Acute Psychiatric Treatment A New Deal

Occupational therapy

There’s a saying in mental health circles:

An inpatient mental health facility is good for stabilization, not treatment.

It stands to reason. Mental health facilities are cloistered environments. Doors are locked, where only technicians, doctors, and other staff have keys. There is often just two hallways and a common area. The common area has shutters over the windows. Going outside is not an option. Exercising is a rare occurrence.

For most in the mental health community, the general consensus is that an inpatient mental health facility is not an enjoyable place. While a select number of patients may feel better after walking out of the door, likely they will fall prey to the illness again and be back in the hospital within a short length of time.

The question is “What is an acute psychiatric hospital?” That answers, possibly and hopefully, may be changing.

7.7 million people suffer from post-traumatic stress disorder.

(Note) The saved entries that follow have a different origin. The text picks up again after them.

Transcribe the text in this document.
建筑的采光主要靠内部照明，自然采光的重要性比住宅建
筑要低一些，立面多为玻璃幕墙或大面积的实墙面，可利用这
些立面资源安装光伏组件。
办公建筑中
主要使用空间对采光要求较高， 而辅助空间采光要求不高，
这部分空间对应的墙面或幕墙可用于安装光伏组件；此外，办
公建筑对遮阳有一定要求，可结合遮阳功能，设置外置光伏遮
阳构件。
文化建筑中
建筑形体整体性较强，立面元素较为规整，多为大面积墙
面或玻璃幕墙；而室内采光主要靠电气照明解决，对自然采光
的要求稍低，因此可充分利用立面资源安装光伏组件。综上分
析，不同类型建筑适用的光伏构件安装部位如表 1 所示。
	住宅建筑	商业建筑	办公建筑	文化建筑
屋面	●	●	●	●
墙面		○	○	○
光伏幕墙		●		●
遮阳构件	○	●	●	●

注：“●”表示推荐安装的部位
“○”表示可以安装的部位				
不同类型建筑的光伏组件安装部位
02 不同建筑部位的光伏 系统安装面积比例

18% of the population, or 40 million adults, are being treated for an anxiety disorder.

The number of persons diagnosed with depression rises by 20% every year.

One study calculated that 20% of the American population suffers from some sort of mental illness.

While many of these individuals will hopefully never enter that assessment room in an inpatient mental health facility, where questions are read by a mental health technician and the answers then sent to a doctor not at the physical location for admittance, many who suffer from mental illness–especially addiction issues, depression, bipolar disorder, or schizophrenia–will seek out treatment from a mental hospital.

And unfortunately, they may run into disturbing situations:

  • Doctors dictating medication without consultation from a patient
  • A patient afraid to speak up because the keys to his or her release or not in his or her hands.
  • Overzealous technicians who take pride in their ability to inject high powered sedatives into “angry” patients.
  • A patient with little influence over course of treatment.

Fortunately, there are some psychiatric hospitals that will try to change that.

Lately, there has been a growing trend: Treat patients with acute psychiatric symptoms through multiple means, rather than the standard “cloister them up and shoot the up with medication.” As some would say, most inpatient mental health facilities rely on symptomology–which is treating the symptoms rather than the root cause of the illness.

Unfortunately, as has been seen, there are many reasons a person may wind up in an inpatient mental health facility. For one, there is the complication of the medication. Sometimes the medication works; other times it possibly causes harm.


This is called polypharmacology or the use of multiple medications to treat an illness.

There are also the possibilities of an underlying neurological disorder. This is especially true in patients that are older. The possibility of Alzheimer’s or dementia can significantly impair the diagnosis or treatment of the mental illness.

The statistics show that:

  • A new case of dementia is diagnosed every four seconds.
  • Approximately 60,000 United States adults are diagnosed with Parkinson’s every year and that doesn’t cover the undetected cases.
  • Every 67 seconds, someone in the United States develops Alzheimer’s disease.

This new trend within acute psychiatric care involves the use of neurology. Many hospitals now have neurologists on staff to treat the underlying neurological disorders.

Unfortunately, many inpatient mental health facilities are still operating under the premise that treating symptoms leads to full recovery.

But the new mental hospitals are look to change that, one patient at a time.